Herbed Köfte (Meatballs) With Tahini Sauce Recipe - Cooking Index

Herbed Köfte (Meatballs) With Tahini Sauce

Type: Lamb, Meat
Serves: 42 people

Recipe Ingredients

  Tahini Sauce
1/2 cup  Tahini paste - well stirred
1/2 cup  Chicken broth
1/4 cup  Fresh lemon juice
1 teaspoon  Ground cumin
1 teaspoon  Mild paprika
  Meatballs
2 x  White sandwich bread - crusts removed
1/2 lb  Ground beef
1/2 lb  Ground lamb
1 lb  Onion - grated (medium)
1 teaspoon  Salt - (heaping)
1 1/2 teaspoons  Ground cumin
1   Ground allspice
1 teaspoon  Crushed red pepper
3/4 teaspoon  Freshly-ground black pepper
3/4 cup  Minced parsley
1/2 cup  Finely-chopped mint
1 cup  Toasted walnut pieces
2 tablespoons  Mild olive oil
1/2   Red onion - very thinly sliced
  Minced parsley or sumac* - for garnish
  Tahini Sauce, (listed above)

Recipe Instructions

* Sumac is available at Middle Eastern markets.

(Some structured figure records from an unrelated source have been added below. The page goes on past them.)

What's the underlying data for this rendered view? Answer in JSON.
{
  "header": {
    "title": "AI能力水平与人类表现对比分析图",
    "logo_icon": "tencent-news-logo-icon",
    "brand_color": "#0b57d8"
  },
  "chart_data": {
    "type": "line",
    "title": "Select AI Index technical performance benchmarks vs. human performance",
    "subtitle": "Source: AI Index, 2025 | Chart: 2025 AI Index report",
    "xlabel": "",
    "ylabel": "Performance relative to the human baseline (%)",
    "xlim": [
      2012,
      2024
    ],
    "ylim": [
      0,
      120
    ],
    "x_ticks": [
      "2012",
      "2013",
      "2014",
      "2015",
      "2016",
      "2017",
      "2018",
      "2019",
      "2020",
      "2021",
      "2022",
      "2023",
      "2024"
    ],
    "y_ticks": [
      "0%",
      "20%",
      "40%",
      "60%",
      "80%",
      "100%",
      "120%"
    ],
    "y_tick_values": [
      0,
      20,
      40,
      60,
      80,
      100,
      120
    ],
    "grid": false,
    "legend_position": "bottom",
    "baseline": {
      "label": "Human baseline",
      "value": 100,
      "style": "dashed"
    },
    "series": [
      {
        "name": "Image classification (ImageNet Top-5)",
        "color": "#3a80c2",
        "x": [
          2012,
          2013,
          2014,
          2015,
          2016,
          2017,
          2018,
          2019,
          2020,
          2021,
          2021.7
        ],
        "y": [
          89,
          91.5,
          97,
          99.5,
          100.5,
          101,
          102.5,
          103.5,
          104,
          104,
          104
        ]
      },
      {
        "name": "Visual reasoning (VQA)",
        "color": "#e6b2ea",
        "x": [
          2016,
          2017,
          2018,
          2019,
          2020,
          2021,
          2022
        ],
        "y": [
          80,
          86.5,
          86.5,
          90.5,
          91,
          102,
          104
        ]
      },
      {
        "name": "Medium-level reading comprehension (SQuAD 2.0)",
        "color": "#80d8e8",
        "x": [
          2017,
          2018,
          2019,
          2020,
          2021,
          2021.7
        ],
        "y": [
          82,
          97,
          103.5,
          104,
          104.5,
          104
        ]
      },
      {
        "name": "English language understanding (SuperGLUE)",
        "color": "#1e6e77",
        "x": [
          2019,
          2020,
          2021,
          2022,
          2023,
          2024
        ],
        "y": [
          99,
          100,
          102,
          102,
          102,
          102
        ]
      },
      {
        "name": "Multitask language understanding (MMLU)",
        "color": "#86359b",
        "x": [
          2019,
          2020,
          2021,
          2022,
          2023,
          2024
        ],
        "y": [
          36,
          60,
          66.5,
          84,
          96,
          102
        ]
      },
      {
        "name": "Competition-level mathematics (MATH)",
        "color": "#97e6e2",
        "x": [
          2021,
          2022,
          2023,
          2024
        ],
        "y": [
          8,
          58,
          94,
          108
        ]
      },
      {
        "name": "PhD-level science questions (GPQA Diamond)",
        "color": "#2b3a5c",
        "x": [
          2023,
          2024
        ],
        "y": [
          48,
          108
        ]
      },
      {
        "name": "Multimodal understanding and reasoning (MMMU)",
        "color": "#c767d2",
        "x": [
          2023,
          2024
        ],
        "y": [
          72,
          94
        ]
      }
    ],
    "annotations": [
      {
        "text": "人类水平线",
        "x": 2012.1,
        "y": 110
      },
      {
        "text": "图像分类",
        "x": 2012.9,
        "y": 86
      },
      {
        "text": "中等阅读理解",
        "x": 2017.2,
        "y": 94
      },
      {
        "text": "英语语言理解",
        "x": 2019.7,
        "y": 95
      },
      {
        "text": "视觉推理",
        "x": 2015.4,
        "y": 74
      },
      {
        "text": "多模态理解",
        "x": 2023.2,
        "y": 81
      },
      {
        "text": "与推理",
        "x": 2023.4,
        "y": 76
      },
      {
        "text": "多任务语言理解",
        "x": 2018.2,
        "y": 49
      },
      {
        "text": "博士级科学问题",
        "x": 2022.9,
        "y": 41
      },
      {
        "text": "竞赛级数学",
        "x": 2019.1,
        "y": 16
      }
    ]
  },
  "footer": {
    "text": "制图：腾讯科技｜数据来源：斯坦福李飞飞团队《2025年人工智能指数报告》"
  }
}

For the Tahini Sauce: Combine tahini, chicken broth, lemon juice, cumin and paprika, stirring well.

For the Meatballs: Dip the bread in cold water and squeeze dry against the bottom of a fine sieve. In a large bowl, mix bread with beef, lamb, onion, salt, cumin, allspice, red pepper and black pepper. Mix thoroughly, but avoid overhandling. Refrigerate for 1 hour.

Mix in parsley, mint and walnuts with your hands and shape mixture into balls.

Heat 1 tablespoon oil over medium heat in a large skillet. Add half the meatballs and saute until browned and cooked through, about 7 minutes. Regulate heat so meatballs don't burn, and shake pan vigorously to turn them.

Transfer to paper towels. Wipe skillet and repeat with remaining oil and meatballs. Top with onions. Garnish and serve hot or warm, with tahini sauce.

This recipe yields 42 meatballs.

Each meatball: 69 calories; 3 grams protein; 2 grams carbohydrates; 0 fiber; 6 grams fat; 1 gram saturated fat; 7 mg. cholesterol; 78 mg. sodium.